Plasmids, a molecular cornerstone of antimicrobial resistance in the One Health era

Abstract

Antimicrobial resistance (AMR) poses a substantial threat to human health. The widespread prevalence of AMR is, in part, due to the horizontal transfer of antibiotic resistance genes (ARGs), typically mediated by plasmids. Many of the plasmid-mediated resistance genes in pathogens originate from environmental, animal or human habitats. Despite evidence that plasmids mobilize ARGs between these habitats, we have a limited understanding of the ecological and evolutionary trajectories that facilitate the emergence of multidrug resistance (MDR) plasmids in clinical pathogens. One Health, a holistic framework, enables exploration of these knowledge gaps. In this Review, we provide an overview of how plasmids drive local and global AMR spread and link different habitats. We explore some of the emerging studies integrating an eco-evolutionary perspective, opening up a discussion about the factors that affect the ecology and evolution of plasmids in complex microbial communities. Specifically, we discuss how the emergence and persistence of MDR plasmids can be affected by varying selective conditions, spatial structure, environmental heterogeneity, temporal variation and coexistence with other members of the microbiome. These factors, along with others yet to be investigated, collectively determine the emergence and transfer of plasmid-mediated AMR within and between habitats at the local and global scale.
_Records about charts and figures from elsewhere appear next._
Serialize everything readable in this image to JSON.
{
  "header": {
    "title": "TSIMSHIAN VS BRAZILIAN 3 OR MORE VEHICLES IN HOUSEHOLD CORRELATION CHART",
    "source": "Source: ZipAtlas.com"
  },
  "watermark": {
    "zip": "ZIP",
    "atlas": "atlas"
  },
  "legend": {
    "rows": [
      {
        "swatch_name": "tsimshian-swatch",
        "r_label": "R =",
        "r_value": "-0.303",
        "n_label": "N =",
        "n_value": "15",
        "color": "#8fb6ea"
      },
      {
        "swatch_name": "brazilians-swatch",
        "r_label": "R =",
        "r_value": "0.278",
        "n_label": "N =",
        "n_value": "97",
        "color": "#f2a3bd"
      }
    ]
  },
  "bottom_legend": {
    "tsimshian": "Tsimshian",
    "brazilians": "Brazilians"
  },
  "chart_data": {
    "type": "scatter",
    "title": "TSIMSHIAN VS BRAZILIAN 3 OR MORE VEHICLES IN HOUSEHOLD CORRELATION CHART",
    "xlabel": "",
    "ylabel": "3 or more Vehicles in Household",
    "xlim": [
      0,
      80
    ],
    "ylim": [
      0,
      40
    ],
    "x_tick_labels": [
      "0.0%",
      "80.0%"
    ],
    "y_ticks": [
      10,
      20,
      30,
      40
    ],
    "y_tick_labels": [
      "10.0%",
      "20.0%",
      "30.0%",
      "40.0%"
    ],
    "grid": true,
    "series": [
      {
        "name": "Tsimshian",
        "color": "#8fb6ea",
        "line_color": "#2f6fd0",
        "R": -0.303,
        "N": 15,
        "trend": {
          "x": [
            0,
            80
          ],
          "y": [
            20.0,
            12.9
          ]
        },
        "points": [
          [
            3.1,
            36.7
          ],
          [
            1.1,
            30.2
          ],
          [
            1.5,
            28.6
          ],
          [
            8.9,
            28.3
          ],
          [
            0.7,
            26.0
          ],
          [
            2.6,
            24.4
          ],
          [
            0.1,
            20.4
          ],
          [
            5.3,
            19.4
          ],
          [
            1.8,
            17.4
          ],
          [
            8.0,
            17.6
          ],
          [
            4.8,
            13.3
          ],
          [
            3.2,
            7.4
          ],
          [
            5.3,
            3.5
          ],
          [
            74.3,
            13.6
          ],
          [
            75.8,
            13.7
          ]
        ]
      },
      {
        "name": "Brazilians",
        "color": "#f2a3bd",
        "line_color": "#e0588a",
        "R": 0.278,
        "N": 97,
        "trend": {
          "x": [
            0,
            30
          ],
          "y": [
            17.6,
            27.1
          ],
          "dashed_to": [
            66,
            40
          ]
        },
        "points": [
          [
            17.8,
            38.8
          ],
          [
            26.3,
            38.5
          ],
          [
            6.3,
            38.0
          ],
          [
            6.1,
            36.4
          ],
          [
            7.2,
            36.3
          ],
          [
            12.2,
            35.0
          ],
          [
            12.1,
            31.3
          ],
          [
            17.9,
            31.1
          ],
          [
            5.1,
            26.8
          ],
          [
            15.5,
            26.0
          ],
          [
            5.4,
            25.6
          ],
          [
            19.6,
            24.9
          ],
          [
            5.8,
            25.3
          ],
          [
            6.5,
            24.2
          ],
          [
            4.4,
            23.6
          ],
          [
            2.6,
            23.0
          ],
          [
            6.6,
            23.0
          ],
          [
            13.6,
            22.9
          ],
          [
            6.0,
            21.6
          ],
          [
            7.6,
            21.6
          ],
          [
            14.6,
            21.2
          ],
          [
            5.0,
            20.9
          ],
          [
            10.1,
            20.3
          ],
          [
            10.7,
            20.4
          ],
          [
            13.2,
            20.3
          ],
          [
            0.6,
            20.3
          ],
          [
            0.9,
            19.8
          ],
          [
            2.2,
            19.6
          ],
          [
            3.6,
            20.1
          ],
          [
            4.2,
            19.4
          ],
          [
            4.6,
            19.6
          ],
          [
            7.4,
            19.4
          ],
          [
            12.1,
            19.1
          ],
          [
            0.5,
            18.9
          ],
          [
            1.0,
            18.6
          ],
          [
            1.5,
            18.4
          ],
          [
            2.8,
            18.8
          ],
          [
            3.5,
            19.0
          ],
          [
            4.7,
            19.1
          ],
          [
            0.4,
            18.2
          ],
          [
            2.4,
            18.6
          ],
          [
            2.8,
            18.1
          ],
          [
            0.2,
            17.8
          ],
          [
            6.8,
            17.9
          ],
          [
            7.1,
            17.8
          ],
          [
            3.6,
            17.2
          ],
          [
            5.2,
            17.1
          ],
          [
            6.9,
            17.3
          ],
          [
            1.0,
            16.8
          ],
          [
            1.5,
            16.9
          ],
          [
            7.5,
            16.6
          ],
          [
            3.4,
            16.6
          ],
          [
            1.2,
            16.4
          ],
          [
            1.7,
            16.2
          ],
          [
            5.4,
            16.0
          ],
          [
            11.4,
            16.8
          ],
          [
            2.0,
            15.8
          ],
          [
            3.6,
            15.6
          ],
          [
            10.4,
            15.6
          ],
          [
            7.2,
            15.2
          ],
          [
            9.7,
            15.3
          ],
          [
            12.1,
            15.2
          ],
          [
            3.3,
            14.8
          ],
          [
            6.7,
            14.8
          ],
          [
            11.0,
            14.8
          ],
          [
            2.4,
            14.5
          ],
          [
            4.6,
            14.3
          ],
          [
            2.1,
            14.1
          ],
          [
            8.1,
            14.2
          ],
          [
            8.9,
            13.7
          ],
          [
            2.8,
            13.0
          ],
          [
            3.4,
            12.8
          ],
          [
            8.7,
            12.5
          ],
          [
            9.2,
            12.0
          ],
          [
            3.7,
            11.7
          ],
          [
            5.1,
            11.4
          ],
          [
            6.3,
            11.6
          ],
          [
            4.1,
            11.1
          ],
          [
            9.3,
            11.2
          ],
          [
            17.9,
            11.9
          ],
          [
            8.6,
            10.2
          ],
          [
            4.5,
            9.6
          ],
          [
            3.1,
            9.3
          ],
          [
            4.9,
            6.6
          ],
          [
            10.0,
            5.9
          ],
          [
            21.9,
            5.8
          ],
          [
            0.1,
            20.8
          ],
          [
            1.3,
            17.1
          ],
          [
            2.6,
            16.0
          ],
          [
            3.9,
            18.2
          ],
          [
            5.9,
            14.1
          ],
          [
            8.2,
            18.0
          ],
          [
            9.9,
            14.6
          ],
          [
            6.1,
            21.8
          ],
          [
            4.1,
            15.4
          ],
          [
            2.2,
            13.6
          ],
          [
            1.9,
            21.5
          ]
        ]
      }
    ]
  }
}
FIG. 1:. Mechanisms of horizontal gene transfer (HGT).

Transformation (top left), transduction (top middle), conjugation (top right), nanotubes (bottom left), gene transfer agents (bottom middle), and membrane vesicles (bottom right). Transformation, transduction, and conjugation are the most well recognized in spread of AMR. Gene transfer agents, nanotubes, and membrane vesicles are other less recognized mechanisms of HGT whose role in spread of AMR remains largely unexplored.

FIG. 2:. Antibiotic resistance gene (ARG) spread under a One Health Framework.

Different biological levels at which ARG spread occurs (A-C). Plasmids do not only play an important role in the spread of ARG between bacteria within a microbiome (white stars in A), and between microbiomes within a habitat (black arrows in B), but they are also pivotal for spreading ARG between habitats (C). A hypothetical pathway of a resistance plasmid from a cow to a human is depicted under (D). The spread of a plasmid can occur at areas of confluence, where microbiomes between two environments overlap. An example of such an area of confluence in farm settings arises when workers interact with cows. In this interaction, a plasmid can spread directly between animal and human bacteria (top pathway), or bacteria from the cow microbiome can survive long enough in the human microbiome to subsequently spread their plasmid (bottom pathway).

FIG. 3:. Meta-analysis on plasmids in PLSDB database.

Plasmids were classified according to the source of isolation, i.e. the habitat they were found in: Animal, Environment, or Human. A) Breakdown of habitats that plasmids with and without ARG were classified into. B) Breakdown of the number of plasmid borne antibiotic resistance genes (ARG) that were detected solely in one habitat, or in each combination of habitats. For example, there were ~ 120 ARG that were found only on plasmids in samples of Human origin. The second highest category was of ARG that were found on plasmids in all three habitats (Animal, Environment, and Human). C) Detection of a subset of ARG conferring resistance to clinically important antibiotics in the three habitats. For each gene, the percentage of plasmids within each habitat that carry that gene is shown. The bars at the bottom depict the number of habitats in which at least one plasmid carried that gene; Red = All three habitats, Black = two out of three, White= only one. Methods about this meta-analysis are detailed in the supplementary material.

FIG. 4:. In natural communities, plasmid fate is determined by multiple compounding factors at multiple biological scales.

Each box shows a biological scale in which different factors can affect plasmid ecology and evolution in natural settings. Text within each box provides a non-exhaustive list of those factors.